Nous avons également examiné les banques d’investissement, notamment JPMorgan Chase, dont le chef Jamie Dimon a déclaré que Mamdani était un « marxiste » lors d’un événement au début de l’été, avant de déclarer mardi qu’il aiderait Mamdani s’il était élu, et les sociétés de paiement comme les grandes sociétés de cartes de crédit. Il comprend également des investisseurs immobiliers, comme Stephen Ross, président de Hudson Yards Developer Related Companies, qui a donné 50 000 $ à un PAC pro-Cuomo.

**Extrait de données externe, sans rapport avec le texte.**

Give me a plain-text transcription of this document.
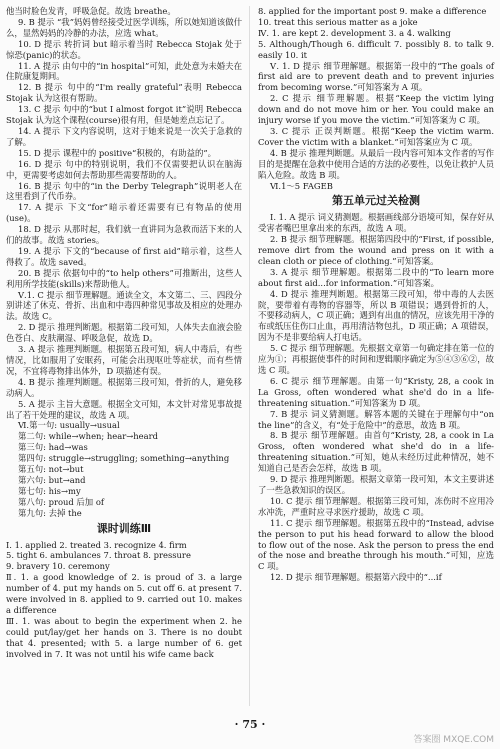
他当时脸色发青，呼吸急促。故选 breathe。

9. B 提示 “我”妈妈曾经接受过医学训练，所以她知道该做什么，显然妈妈的冷静的办法，应选 what。

10. D 提示 转折词 but 暗示着当时 Rebecca Stojak 处于惊恐(panic)的状态。

11. A 提示 由句中的“in hospital”可知，此处意为未婚夫在住院康复期间。

12. B 提示 句中的“I'm really grateful”表明 Rebecca Stojak 认为这很有帮助。

13. C 提示 句中的“but I almost forgot it”说明 Rebecca Stojak 认为这个课程(course)很有用，但是她差点忘记了。

14. A 提示 下文内容说明，这对于她来说是一次关于急救的了解。

15. D 提示 课程中的 positive“积极的，有助益的”。

16. D 提示 句中的特别说明，我们不仅需要把认识在脑海中，更需要考虑如何去帮助那些需要帮助的人。

16. B 提示 句中的“in the Derby Telegraph”说明老人在这里看到了代币券。

17. A 提示 下文“for”暗示着还需要有已有物品的使用(use)。

18. D 提示 从那时起，我们就一直讲同为急救而活下来的人们的故事。故选 stories。

19. A 提示 下文的“because of first aid”暗示着，这些人得救了。故选 saved。

20. B 提示 依据句中的“to help others”可推断出，这些人利用所学技能(skills)来帮助他人。

Ⅴ.1. C 提示 细节理解题。通读全文，本文第二、三、四段分别讲述了休克、骨折、出血和中毒四种常见事故及相应的处理办法。故选 C。

2. D 提示 推理判断题。根据第二段可知，人体失去血液会脸色苍白、皮肤潮湿、呼吸急促，故选 D。

3. A 提示 推理判断题。根据第五段可知，病人中毒后，有些情况，比如服用了安眠药，可能会出现呕吐等症状，而有些情况，不宜将毒物排出体外，D 项描述有误。

4. B 提示 推理判断题。根据第三段可知，骨折的人，避免移动病人。

5. A 提示 主旨大意题。根据全文可知，本文针对常见事故提出了若干处理的建议，故选 A 项。

Ⅵ.第一句: usually→usual

第二句: while→when; hear→heard

第三句: had→was

第四句: struggle→struggling; something→anything

第五句: not→but

第六句: but→and

第七句: his→my

第八句: proud 后加 of

第九句: 去掉 the

课时训练Ⅲ

Ⅰ. 1. applied 2. treated 3. recognize 4. firm

5. tight 6. ambulances 7. throat 8. pressure

9. bravery 10. ceremony

Ⅱ. 1. a good knowledge of 2. is proud of 3. a large number of 4. put my hands on 5. cut off 6. at present 7. were involved in 8. applied to 9. carried out 10. makes a difference

Ⅲ. 1. was about to begin the experiment when 2. he could put/lay/get her hands on 3. There is no doubt that 4. presented; with 5. a large number of 6. get involved in 7. It was not until his wife came back

8. applied for the important post 9. make a difference

10. treat this serious matter as a joke

Ⅳ. 1. are kept 2. development 3. a 4. walking

5. Although/Though 6. difficult 7. possibly 8. to talk 9. easily 10. it

Ⅴ. 1. D 提示 细节理解题。根据第一段中的“The goals of first aid are to prevent death and to prevent injuries from becoming worse.”可知答案为 A 项。

2. C 提示 细节理解题。根据“Keep the victim lying down and do not move him or her. You could make an injury worse if you move the victim.”可知答案为 C 项。

3. C 提示 正误判断题。根据“Keep the victim warm. Cover the victim with a blanket.”可知答案应为 C 项。

4. B 提示 推理判断题。从最后一段内容可知本文作者的写作目的是提醒在急救中使用合适的方法的必要性，以免让救护人员陷入危险。故选 B 项。

Ⅵ.1～5 FAGEB

第五单元过关检测

Ⅰ. 1. A 提示 词义猜测题。根据画线部分语境可知，保存好从受害者嘴巴里拿出来的东西，故选 A 项。

2. B 提示 细节理解题。根据第四段中的“First, if possible, remove dirt from the wound and press on it with a clean cloth or piece of clothing.”可知答案。

3. A 提示 细节理解题。根据第二段中的“To learn more about first aid...for information.”可知答案。

4. D 提示 推理判断题。根据第三段可知，带中毒的人去医院，要带着有毒物的容器等，所以 B 项错误；遇到骨折的人，不要移动病人，C 项正确；遇到有出血的情况，应该先用干净的布或纸压住伤口止血，再用清洁物包扎，D 项正确；A 项错误，因为不是非要给病人打电话。

5. C 提示 细节理解题。先根据文章第一句确定排在第一位的应为①；再根据使事件的时间和逻辑顺序确定为⑤④③⑥②，故选 C 项。

6. C 提示 细节理解题。由第一句“Kristy, 28, a cook in La Gross, often wondered what she'd do in a life-threatening situation.”可知答案为 D 项。

7. B 提示 词义猜测题。解答本题的关键在于理解句中“on the line”的含义，有“处于危险中”的意思，故选 B 项。

8. B 提示 细节理解题。由首句“Kristy, 28, a cook in La Gross, often wondered what she'd do in a life-threatening situation.”可知，她从未经历过此种情况，她不知道自己是否会怎样，故选 B 项。

9. D 提示 推理判断题。根据文章第一段可知，本文主要讲述了一些急救知识的误区。

10. C 提示 细节理解题。根据第三段可知，冻伤时不应用冷水冲洗，严重时应寻求医疗援助，故选 C 项。

11. C 提示 细节理解题。根据第五段中的“Instead, advise the person to put his head forward to allow the blood to flow out of the nose. Ask the person to press the end of the nose and breathe through his mouth.”可知，应选 C 项。

12. D 提示 细节理解题。根据第六段中的“...if

· 75 ·
答案圈 MXQE.COM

Les courtiers immobiliers et les sociétés de services ont été exclus de l’analyse.

Si l’on considère les dons des entreprises elles-mêmes plutôt que ceux de leurs employés, 23 sociétés financières ont contribué plus de 2 millions de dollars aux PAC pro-Cuomo et anti-Mamdani, et aucune à Mamdani.

Barres empilées

Paul Ryan, un banquier d’investissement à la retraite de 60 ans et dirigeant de fonds spéculatifs qui a fait des vagues au sein d’une cohorte restreinte mais bruyante de banquiers qui ont soutenu Bernie Sanders en 2016, a décrit la fracture en termes colorés.

« Les gars plus âgés qui ont une maison à Greenwich voudront toujours garder leur maison à Greenwich, donc ils ne sont pas prêts à mettre leurs couilles en jeu. Mais les plus jeunes oui ; ils ont 40 ans de plus à vivre, et allez-vous les vivre dans un monde dominé par Trump ? »

Il y avait quelques valeurs aberrantes parmi les gros joueurs de Wall Street. Par exemple, deux conseillers en patrimoine chez Merrill Lynch, la branche de gestion de patrimoine privée de Bank of America, ont fait un don total de 7 000 $ à des PAC pro-Mamdani, et deux des trois frères qui ont fondé l’application de budgétisation Rocket Money ont donné un total de 189 000 $ à un PAC pro-Mamdani.

La fracture à Wall Street

Les donateurs avec qui nous avons parlé ont déclaré qu’ils ne parlaient pas beaucoup de politique au travail et qu’ils devaient se fier aux indices sur les affiliations de leurs collègues.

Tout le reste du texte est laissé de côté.